Rec process: Given s and input w'(close to w), w? Can be recovered.
Correctness: If dis(w,w')<=t, the exact w can be recovered; if dis(w,w')>t, no guarantee is provided for the output of Rec.
Security: s will not reveal too much information about w.
The SS process actually implies an FE. The FE can be constructed from the SS by adding a strong random number to the front Ext as shown in the following figure:
It can be seen from the foregoing that both SS and FE can reconstruct the previous accurate value, but what SS reconstructs is the original input itself, which does not have uniform randomness. By adding a strong random extractor Ext, FE can be constructed from SS. ? Here, x is the random seed of Ext, and x and SS(w) can be used as auxiliary data of FE. An Ext function can be realized by using HMAC or KDF.

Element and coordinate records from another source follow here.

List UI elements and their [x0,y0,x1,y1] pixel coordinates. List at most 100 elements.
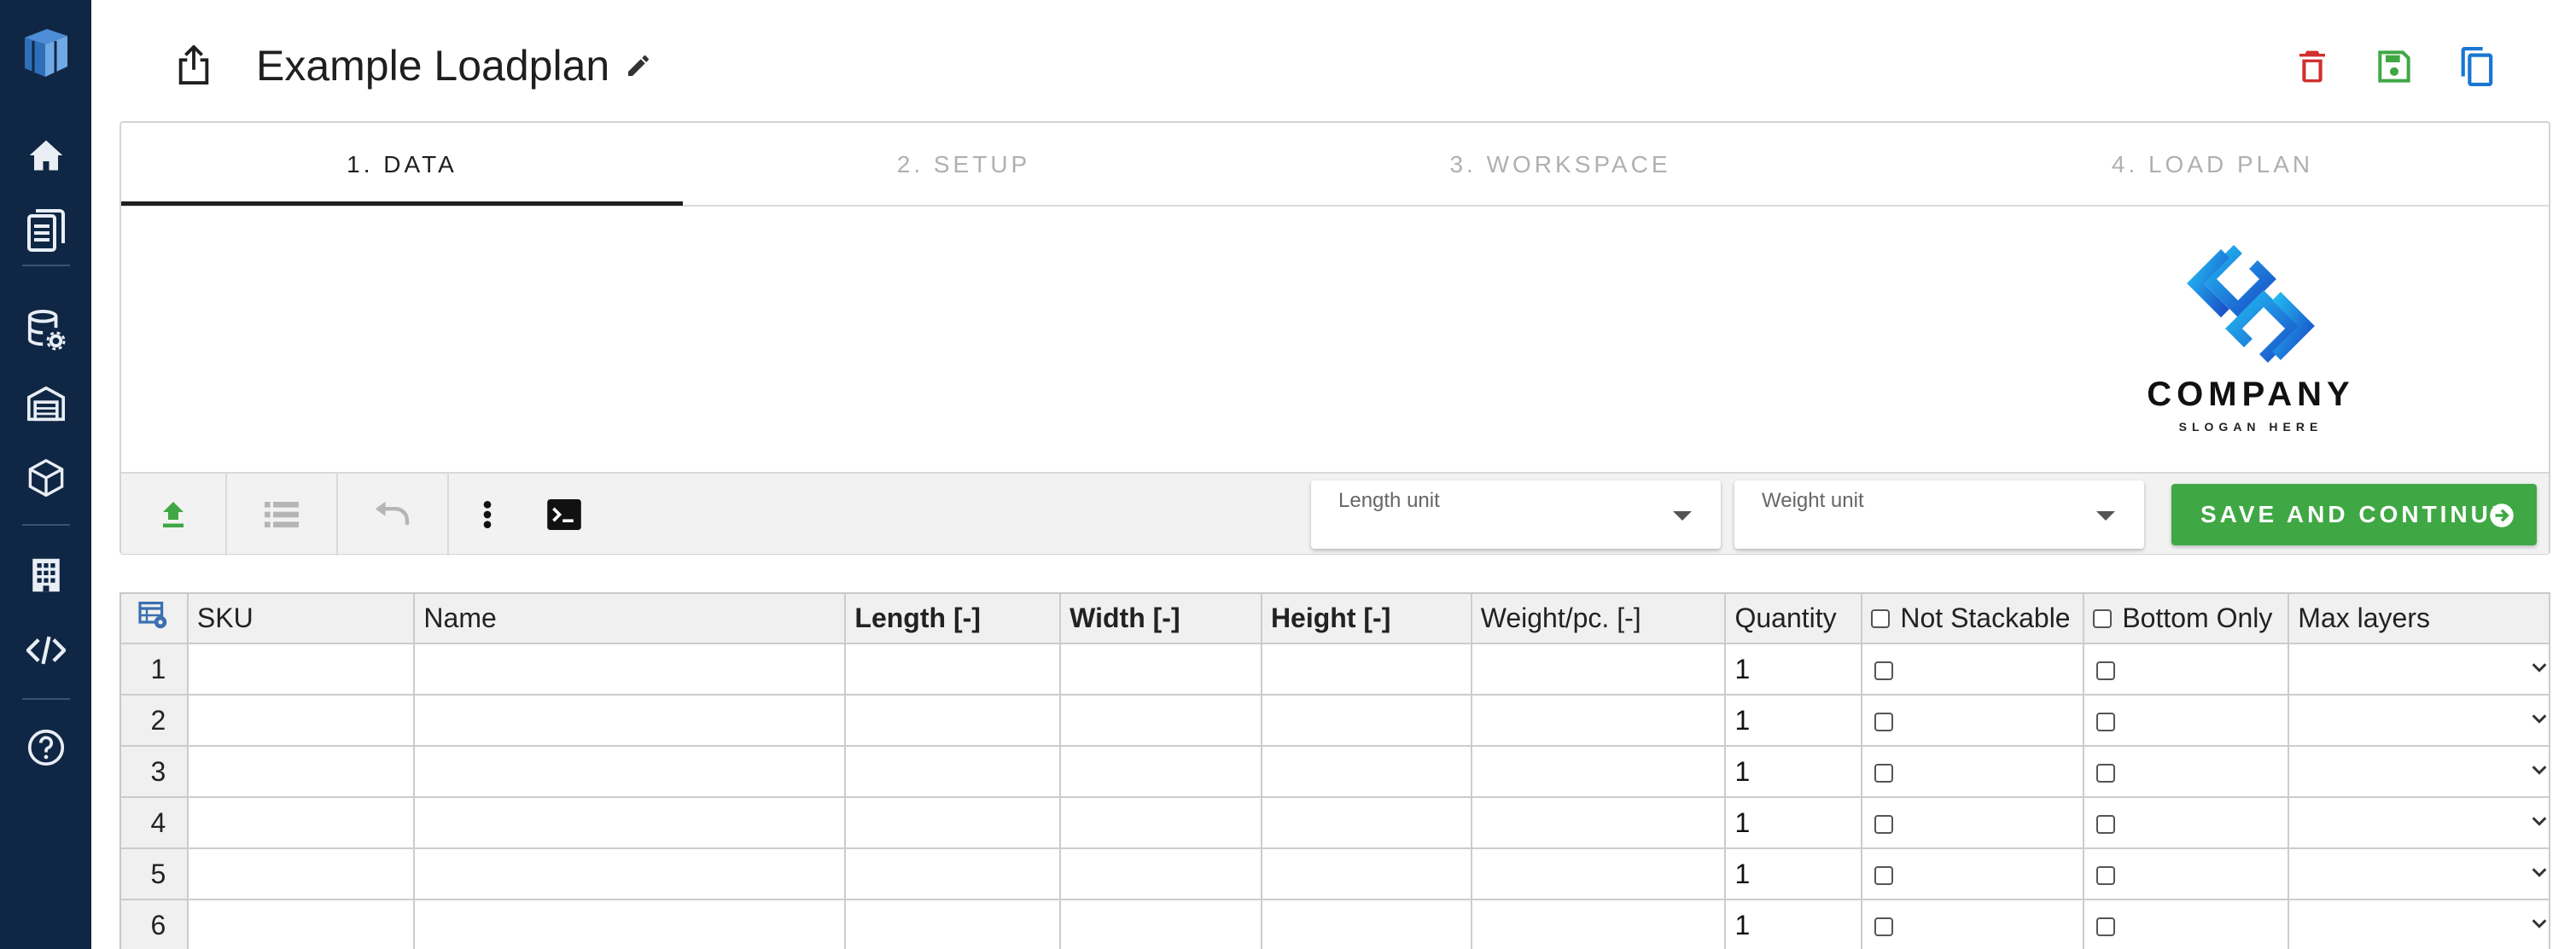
warehouse-icon[interactable] [0,384,91,423]
quantity-cell[interactable]: 1 [1725,643,1863,696]
max-layers-dropdown[interactable] [2288,900,2550,949]
weight-cell[interactable] [1471,848,1727,900]
documents-icon[interactable] [0,208,91,253]
sku-cell[interactable] [187,643,416,696]
column-header-quantity[interactable]: Quantity [1725,594,1863,644]
save-and-continue-button[interactable]: SAVE AND CONTINUE [2171,484,2537,545]
weight-cell[interactable] [1471,695,1727,747]
width-cell[interactable] [1060,848,1262,900]
package-icon[interactable] [0,457,91,498]
column-header-width[interactable]: Width [-] [1060,594,1262,644]
length-cell[interactable] [845,900,1062,949]
list-view-button[interactable] [227,474,336,556]
length-cell[interactable] [845,797,1062,849]
table-settings-button[interactable] [121,594,189,644]
max-layers-dropdown[interactable] [2288,695,2550,747]
not-stackable-checkbox[interactable] [1874,866,1894,886]
sku-cell[interactable] [187,746,416,798]
column-header-height[interactable]: Height [-] [1261,594,1472,644]
length-cell[interactable] [845,695,1062,747]
tab-load-plan[interactable]: 4. LOAD PLAN [1876,123,2549,207]
bottom-only-checkbox[interactable] [2096,815,2116,835]
column-header-bottom-only[interactable]: Bottom Only [2084,594,2290,644]
width-cell[interactable] [1060,900,1262,949]
height-cell[interactable] [1261,900,1472,949]
bottom-only-checkbox[interactable] [2096,917,2116,937]
sku-cell[interactable] [187,695,416,747]
max-layers-dropdown[interactable] [2288,848,2550,900]
not-stackable-all-checkbox[interactable] [1871,608,1891,628]
column-header-not-stackable[interactable]: Not Stackable [1862,594,2085,644]
bottom-only-checkbox[interactable] [2096,764,2116,783]
quantity-cell[interactable]: 1 [1725,695,1863,747]
sku-cell[interactable] [187,900,416,949]
column-header-name[interactable]: Name [414,594,847,644]
undo-button[interactable] [338,474,447,556]
length-cell[interactable] [845,643,1062,696]
height-cell[interactable] [1261,643,1472,696]
width-cell[interactable] [1060,746,1262,798]
home-icon[interactable] [0,135,91,176]
length-cell[interactable] [845,746,1062,798]
name-cell[interactable] [414,848,847,900]
share-button[interactable] [166,38,221,92]
bottom-only-all-checkbox[interactable] [2093,608,2113,628]
bottom-only-checkbox[interactable] [2096,661,2116,681]
tab-setup[interactable]: 2. SETUP [683,123,1244,207]
delete-button[interactable] [2285,39,2340,94]
tab-data[interactable]: 1. DATA [121,123,683,207]
column-header-length[interactable]: Length [-] [845,594,1062,644]
name-cell[interactable] [414,797,847,849]
quantity-cell[interactable]: 1 [1725,900,1863,949]
column-header-max-layers[interactable]: Max layers [2288,594,2550,644]
weight-cell[interactable] [1471,643,1727,696]
name-cell[interactable] [414,695,847,747]
height-cell[interactable] [1261,848,1472,900]
width-cell[interactable] [1060,643,1262,696]
not-stackable-checkbox[interactable] [1874,713,1894,732]
bottom-only-checkbox[interactable] [2096,866,2116,886]
column-header-weight[interactable]: Weight/pc. [-] [1471,594,1727,644]
weight-unit-select[interactable]: Weight unit [1734,480,2144,549]
sku-cell[interactable] [187,848,416,900]
edit-title-button[interactable] [617,44,660,87]
quantity-cell[interactable]: 1 [1725,797,1863,849]
max-layers-dropdown[interactable] [2288,643,2550,696]
sku-cell[interactable] [187,797,416,849]
max-layers-dropdown[interactable] [2288,797,2550,849]
bottom-only-checkbox[interactable] [2096,713,2116,732]
tab-workspace[interactable]: 3. WORKSPACE [1244,123,1876,207]
name-cell[interactable] [414,746,847,798]
upload-button[interactable] [121,474,225,556]
help-icon[interactable] [0,727,91,768]
weight-cell[interactable] [1471,797,1727,849]
height-cell[interactable] [1261,695,1472,747]
weight-cell[interactable] [1471,900,1727,949]
arrow-right-circle-icon [2490,504,2514,527]
not-stackable-checkbox[interactable] [1874,661,1894,681]
save-icon-button[interactable] [2367,39,2422,94]
not-stackable-checkbox[interactable] [1874,764,1894,783]
more-options-button[interactable] [449,474,526,556]
max-layers-dropdown[interactable] [2288,746,2550,798]
length-unit-select[interactable]: Length unit [1311,480,1721,549]
app-logo-icon[interactable] [0,22,91,82]
name-cell[interactable] [414,900,847,949]
quantity-cell[interactable]: 1 [1725,848,1863,900]
weight-cell[interactable] [1471,746,1727,798]
not-stackable-checkbox[interactable] [1874,815,1894,835]
width-cell[interactable] [1060,797,1262,849]
length-cell[interactable] [845,848,1062,900]
database-settings-icon[interactable] [0,309,91,352]
building-icon[interactable] [0,555,91,596]
quantity-cell[interactable]: 1 [1725,746,1863,798]
height-cell[interactable] [1261,746,1472,798]
width-cell[interactable] [1060,695,1262,747]
console-button[interactable] [526,474,603,556]
height-cell[interactable] [1261,797,1472,849]
column-header-sku[interactable]: SKU [187,594,416,644]
code-icon[interactable] [0,632,91,669]
name-cell[interactable] [414,643,847,696]
copy-button[interactable] [2449,39,2503,94]
not-stackable-checkbox[interactable] [1874,917,1894,937]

A simple example: Use FE to use biometrics and other data for encryption and decryption applications
w, w'For the user's biometric input (such as fingerprint), the uniform random number seed R finally generated by FE can be used as a key for encryption and decryption. One advantage of this is that there is no need to store any keys, and R can be reconstructed based on biometrics when needed.
Another example: use physical unclonable function PUF (equivalent to physical fingerprint) to generate keys
reference:
Yevgeniy Dodis, Rafail Ostrovsky, Leonid Reyzin, Adam Smith. Fuzzy Extractors: How to Generate Strong Keys from Biometrics and Other Noisy Data. SIAM Journal on Computing, 38(1):97–139, 2008.